なにしろ、ステレオカメラのスペックからシステム全体の構成、ステレオカメラを収める筐体や車両制御プログラムに至るまでゼロからシステムを作り上げていったので、相当な労力を必要としました。

ミリ波レーダー搭載で課題は大きく改善

――ステレオカメラにミリ波レーダーを組み合わせた進化型ADA(2003年)もありましたよね。

柴田:はい、われわれは「ADA3」と呼んでいます。ミリ波レーダーを搭載することでこれまでの課題は大きく改善し、滑らかなブレーキ制御技術など有用性の高い機能をたくさん追加しています。

――ただ、価格がネックになったようで、前モデルの「ADA2」(2001年)からさらに高価格になりましたよね。

柴田:はい。それもあり、販売台数はそれほど伸びませんでした。

――2006年にはLiDAR(別名/レーザーレーダー)を使った「SIレーダークルーズコントロール」搭載車が発売されました。当時、私も首都高速道路や東名高速道路で試乗しましたが、全車速追従機能付のクルーズコントロール(現在のACCに近い前走車追従機能)の精度が高かった印象です。「割り込み車両に対するブレーキ制御が滑らか。ステレオカメラに複数のミリ波レーダーで制御を行うレクサスLS(2006年モデル)と同レベル」というレポートを工学専門誌に寄稿したくらいです。

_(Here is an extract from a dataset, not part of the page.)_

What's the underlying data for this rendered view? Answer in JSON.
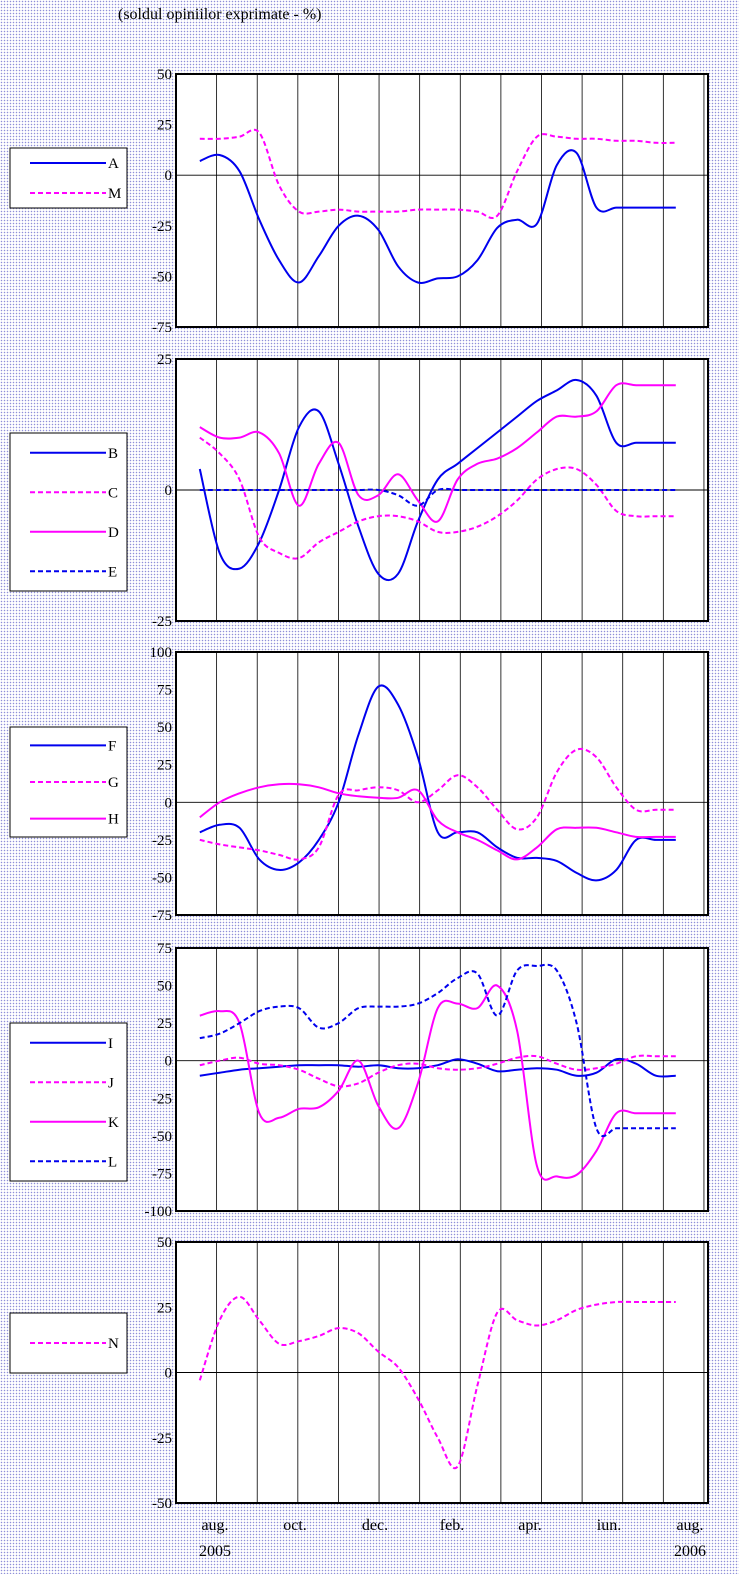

柴田:4代目レガシィのツーリングワゴンとセダンであるB4に設定しました。

――SIレーダークルーズコントロールは4代目レガシィに初搭載された「SI-DRIVE」(Subaru Intelligent Drive/現在の可変ドライブモードに相当)との連携も図られていて、「インテリジェントモード」選択時は燃費性能が向上するよう前走車への追従を滑らかにするなど画期的でしたよね。そしていよいよ、初代「アイサイト」が2008年5月に誕生します。

柴田:ステレオカメラのみで、前方の車両や障害物、さらには歩行者や自転車を含めた二輪車までも認識するシステムとして作り上げました。これまでのネックだった価格も大幅に抑え、ベースモデル+20万円で販売しています。